Tulum enfrenta en 2025 una combinación de factores que están afectando de forma directa su actividad turística.
De acuerdo con reportes oficiales de ocupación hotelera correspondientes a la semana del 27 de septiembre al 3 de octubre, el destino registra una tendencia a la baja respecto a los niveles observados en agosto.
Comerciantes, transportistas y prestadores de servicios confirman una disminución en la afluencia de visitantes. Con menos consumo, reservas de último minuto y frecuencias reducidas en las rutas de transporte entre Tulum, Playa del Carmen y Cancún.
Para mantener el flujo durante la temporada baja, los negocios locales han optado por promociones dirigidas al mercado nacional.
La situación turística se entrelaza con problemas estructurales de servicios públicos. El crecimiento acelerado de Tulum en los últimos años no fue acompañado por una expansión proporcional en los sistemas de agua potable y drenaje.
Vecinos y colectivos ambientales denuncian descargas irregulares y presión sobre el manto freático, mientras dependencias estatales y municipales reconocen rezagos y han iniciado obras de rehabilitación en redes y plantas de tratamiento.
Cuadrillas de mantenimiento operan en distintos puntos, con protocolos para asumir temporalmente algunas instalaciones cuando es necesario.
Los factores ambientales también contribuyen
El recale de sargazo ha sido otro factor determinante en la percepción de los visitantes.

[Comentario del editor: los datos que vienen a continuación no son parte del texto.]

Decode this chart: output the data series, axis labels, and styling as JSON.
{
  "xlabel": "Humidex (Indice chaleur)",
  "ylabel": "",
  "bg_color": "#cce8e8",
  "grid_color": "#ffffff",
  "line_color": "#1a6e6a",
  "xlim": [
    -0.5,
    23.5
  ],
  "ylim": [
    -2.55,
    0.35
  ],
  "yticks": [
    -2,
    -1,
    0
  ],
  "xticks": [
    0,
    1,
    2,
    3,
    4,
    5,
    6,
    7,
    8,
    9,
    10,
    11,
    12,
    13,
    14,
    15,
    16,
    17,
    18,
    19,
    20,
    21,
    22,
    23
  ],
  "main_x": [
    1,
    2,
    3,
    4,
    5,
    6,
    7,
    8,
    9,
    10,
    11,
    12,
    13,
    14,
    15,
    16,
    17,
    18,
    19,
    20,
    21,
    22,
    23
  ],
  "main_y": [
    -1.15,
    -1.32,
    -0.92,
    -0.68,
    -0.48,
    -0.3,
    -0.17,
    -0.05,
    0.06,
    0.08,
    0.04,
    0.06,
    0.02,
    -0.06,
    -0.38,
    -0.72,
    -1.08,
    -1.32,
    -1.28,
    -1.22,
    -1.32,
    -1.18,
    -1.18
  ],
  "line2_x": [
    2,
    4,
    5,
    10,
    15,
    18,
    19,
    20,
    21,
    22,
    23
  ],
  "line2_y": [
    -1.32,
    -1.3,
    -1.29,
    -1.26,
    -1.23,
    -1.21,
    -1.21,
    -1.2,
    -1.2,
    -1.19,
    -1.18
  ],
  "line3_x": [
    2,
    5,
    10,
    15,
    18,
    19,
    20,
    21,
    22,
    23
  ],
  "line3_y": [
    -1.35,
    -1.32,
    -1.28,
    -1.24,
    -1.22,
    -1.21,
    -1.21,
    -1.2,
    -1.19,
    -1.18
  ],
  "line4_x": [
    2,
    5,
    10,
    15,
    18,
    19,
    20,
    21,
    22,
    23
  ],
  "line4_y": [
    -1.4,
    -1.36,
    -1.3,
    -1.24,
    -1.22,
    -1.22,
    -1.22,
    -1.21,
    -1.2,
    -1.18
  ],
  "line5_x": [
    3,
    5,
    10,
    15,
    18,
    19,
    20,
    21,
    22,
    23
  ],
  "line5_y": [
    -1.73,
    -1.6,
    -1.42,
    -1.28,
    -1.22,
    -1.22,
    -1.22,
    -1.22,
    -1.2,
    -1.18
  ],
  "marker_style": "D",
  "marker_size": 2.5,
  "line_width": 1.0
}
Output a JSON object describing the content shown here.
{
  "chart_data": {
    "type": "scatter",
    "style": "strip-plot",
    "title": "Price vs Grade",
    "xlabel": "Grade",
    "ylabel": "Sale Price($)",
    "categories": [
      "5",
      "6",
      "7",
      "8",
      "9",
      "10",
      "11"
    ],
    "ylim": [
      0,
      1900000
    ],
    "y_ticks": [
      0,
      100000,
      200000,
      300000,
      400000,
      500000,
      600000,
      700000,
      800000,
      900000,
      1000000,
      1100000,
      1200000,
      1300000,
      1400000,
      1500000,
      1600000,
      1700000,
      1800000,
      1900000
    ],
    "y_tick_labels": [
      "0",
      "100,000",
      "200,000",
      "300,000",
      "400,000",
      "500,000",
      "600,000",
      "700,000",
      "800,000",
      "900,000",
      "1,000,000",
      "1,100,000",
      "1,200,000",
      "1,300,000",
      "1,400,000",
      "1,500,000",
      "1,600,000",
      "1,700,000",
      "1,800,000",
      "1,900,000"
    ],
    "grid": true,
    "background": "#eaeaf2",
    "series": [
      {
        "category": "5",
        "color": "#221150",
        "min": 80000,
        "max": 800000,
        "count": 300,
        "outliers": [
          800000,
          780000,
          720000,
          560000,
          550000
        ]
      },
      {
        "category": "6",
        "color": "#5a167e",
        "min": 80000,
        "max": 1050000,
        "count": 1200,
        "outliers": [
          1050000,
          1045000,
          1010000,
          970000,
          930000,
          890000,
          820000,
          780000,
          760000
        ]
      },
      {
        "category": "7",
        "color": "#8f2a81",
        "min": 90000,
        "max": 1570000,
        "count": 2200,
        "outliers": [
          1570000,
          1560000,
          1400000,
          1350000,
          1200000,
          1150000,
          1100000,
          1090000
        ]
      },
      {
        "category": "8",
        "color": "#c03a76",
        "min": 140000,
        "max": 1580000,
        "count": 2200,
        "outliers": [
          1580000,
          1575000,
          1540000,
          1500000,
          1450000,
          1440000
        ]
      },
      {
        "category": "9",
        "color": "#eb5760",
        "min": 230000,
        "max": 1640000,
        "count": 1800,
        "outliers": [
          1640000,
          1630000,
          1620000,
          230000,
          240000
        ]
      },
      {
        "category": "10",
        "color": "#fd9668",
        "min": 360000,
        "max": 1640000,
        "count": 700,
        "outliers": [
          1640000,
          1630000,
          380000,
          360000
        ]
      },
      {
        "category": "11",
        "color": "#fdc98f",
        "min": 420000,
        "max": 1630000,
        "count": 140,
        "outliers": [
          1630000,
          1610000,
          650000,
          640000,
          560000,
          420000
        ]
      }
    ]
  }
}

Entre junio y septiembre, las costas de Quintana Roo registraron miles de toneladas del alga, retiradas mediante brigadas y embarcaciones especializadas.
Aunque la temporada de mayor impacto ya concluyó, los trabajos de limpieza continúan, y hoteleros reportan costos adicionales por gestión y disposición del sargazo.
La seguridad y el acceso a las playas también forman parte del panorama. En marzo de 2025, el homicidio del entonces secretario de Seguridad municipal durante un operativo aumentó la atención sobre el entorno delictivo.
Más recientemente, en el segundo semestre, surgieron conflictos públicos por los cobros y restricciones en el Parque Nacional Jaguar y otras zonas costeras.
La presidencia municipal insiste en mantener acceso gratuito para residentes acreditados, mientras instancias federales y operadores turísticos sostienen que la entrada debe ser libre conforme a ley. Visitantes han reportado controles de ingreso y ajustes en horarios.
Con todos estos factores en juego, Tulum enfrenta en 2025 un reto mayor: equilibrar desarrollo turístico, sostenibilidad ambiental y derechos de acceso sin comprometer la competitividad del destino.